同期会の帰り道、遅いから送ると申し出た不死川に1度は断ったものの、せっかく言ってくれているんだからと、周りの勧めにより送ってもらう事にした。他の同期達とはビアガーデンがあるビルを出た所で別れたので、駅へと続く道を2人で歩いていく。金曜日の夜という事もあり、道行く人の数は多い。この後カラオケどうですかぁ?とプラカードを持ったお兄さんに割引券の入ったポケットティッシュを押し付けられつつ不死川の隣を歩いていると、隣から質問が飛んできた。

「で、その後どうなんだ」
「え?」
「例の運命の人かもって奴だよ」
「あー、あの人ね。毎日連絡取ってるよ。明日ご飯に行くんだ」
「ふーん……どんな奴なんだよ」
「あ、不死川も気になってきた?性格はねぇ」

性格から外見まで詳しく話し終えた直後、不死川はピタリとその場に立ち止まり、私の肩を軽く叩く。

「おい、それってもしかして、あんな感じの奴かァ?」

指差す方向にあるのは、湾曲な植え込みに沿って設置されたベンチで、待ちあわせ場所としても有名な所だ。相手待ちなのか1人で座っている者や、そこで熱心にお喋りをしているグループの姿もある。
そんな場所で、脚を組みスマホを見つめている彼にそっくりな男性の姿が目に飛び込んできた。

「そうそう!あんな感じ…っていうか、本人かも…?」

奇遇だなぁ、誰を待っているんだろう。会社の人かなと話しかけようかと思った矢先、彼の側に近寄る女性が。女性に気付き、にこやかな笑顔で立ち上がったかと思えば腕を絡めて歩き出した。

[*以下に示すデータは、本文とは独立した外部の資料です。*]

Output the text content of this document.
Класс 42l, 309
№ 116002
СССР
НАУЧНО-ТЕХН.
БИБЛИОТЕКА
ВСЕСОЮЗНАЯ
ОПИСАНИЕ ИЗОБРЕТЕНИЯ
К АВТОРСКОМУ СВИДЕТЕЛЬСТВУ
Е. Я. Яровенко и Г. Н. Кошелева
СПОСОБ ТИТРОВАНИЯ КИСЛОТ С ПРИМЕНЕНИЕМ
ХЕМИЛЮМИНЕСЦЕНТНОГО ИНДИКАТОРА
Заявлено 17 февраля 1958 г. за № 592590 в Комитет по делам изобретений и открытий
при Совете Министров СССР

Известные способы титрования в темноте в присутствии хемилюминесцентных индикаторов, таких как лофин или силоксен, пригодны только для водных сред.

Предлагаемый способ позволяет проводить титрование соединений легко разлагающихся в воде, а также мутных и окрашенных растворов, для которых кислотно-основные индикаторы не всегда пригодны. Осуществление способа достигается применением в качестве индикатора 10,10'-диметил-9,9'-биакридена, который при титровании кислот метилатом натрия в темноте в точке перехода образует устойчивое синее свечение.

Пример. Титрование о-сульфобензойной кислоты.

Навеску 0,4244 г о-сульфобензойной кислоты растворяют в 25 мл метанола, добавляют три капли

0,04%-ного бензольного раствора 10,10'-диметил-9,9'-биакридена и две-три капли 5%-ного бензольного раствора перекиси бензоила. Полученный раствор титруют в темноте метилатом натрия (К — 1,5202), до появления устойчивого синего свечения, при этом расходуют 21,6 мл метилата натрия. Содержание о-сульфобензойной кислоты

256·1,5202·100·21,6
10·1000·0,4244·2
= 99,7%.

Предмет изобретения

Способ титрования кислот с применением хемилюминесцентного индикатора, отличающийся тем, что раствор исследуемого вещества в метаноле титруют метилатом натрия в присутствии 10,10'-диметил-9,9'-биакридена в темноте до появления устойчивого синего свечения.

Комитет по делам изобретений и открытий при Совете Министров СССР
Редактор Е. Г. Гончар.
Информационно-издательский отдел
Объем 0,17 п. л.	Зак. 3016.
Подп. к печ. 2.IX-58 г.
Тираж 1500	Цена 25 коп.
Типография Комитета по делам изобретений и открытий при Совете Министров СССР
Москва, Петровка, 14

「き、きっとあの人は妹さんかお姉さんなんだよ!漫画とかであるあるの展開じゃん!」
「妹でも姉でもどっちでもいいけどよォ、向かってる先はホテル街だぞ」
「…でも確かあの先にも飲み屋さんとかあったよね?」

一縷の望みをかけ、気付かれぬようにそっと後をつければ2人で入った先は飲み屋ではなかった。

「……不死川、何も言わないで…」
「まだ何も言ってねぇぞォ」
「ああもうっ!2件目行こう、今から!」



適当な居酒屋に入れば自棄酒でもしようと焼酎のロックを頼んだが、すぐに不死川により取り消される。代わりに私がいつも頼むカクテルを注文し直してくれた。
酔っ払いのゲロの始末とか勘弁しろと言うが、おそらくは私の体を気遣ってのことだろう。こんな急な誘いにも関わらず付き合ってくれるし、つくづく不死川は良い奴だ。
おかんかってくらい口うるさく言う時もあるけれど、そのどれもが私の為を思っての言葉なのはわかっている。わかってはいるのだが、時と場所によっては大人しく聞けない。

「だから言ったろ。お前は男が見る目がねぇって」
「うーわー、今それ言う?抉ってくるねぇ…」

間違いなく今は大人しく聞けない時だ。真新しい傷口に塩を塗り込まれて、余計にジクジクと痛む。
ここに着いてすぐに、悪足掻きとは思いつつも件の男性に今何してるの?と送れば「家でテレビ見てるよ」と返ってきた。
そうなんだね。さっきどこそこであなたにソックリな人が女性と歩いてるのを見ちゃってーと追撃すれば、既読はついたものの返事は来ない。
つまりは、本当にそういう事なのだ。


「不死川にはわかんないよ。私の気持ちなんてさ。友達はどんどん相手を見つけて、結婚へと進んでいっているのに私は何もないし。取引先に行けば彼氏いないの?早く良い相手を見つけなきゃ売れ残っちゃうよなんて余計なお世話を言うオッサン達もいるし…焦るなって方がムリだよ…」

大体売れ残りって何よ!今どきそんな時代遅れな言葉を言う化石みたいな奴がいるのがおかしい!時代は令和だぞ!?そもそも御社のコンプラはどこにいったんだコンプラは!と、一通りがなりたててからはぁと深いため息が出た。
溶けた氷により分離してしまった飲み物を撹拌するようにグラスを揺らしていると、それまで黙って聞いていた不死川が静かに口を開く。
「…全然わかんねぇよ」
ゴクッゴクッとビール会社からCMのオファーが来るのでは、という程の素晴らしい音をさせてビールを飲み干し、空になったグラスをドンと置いて続ける。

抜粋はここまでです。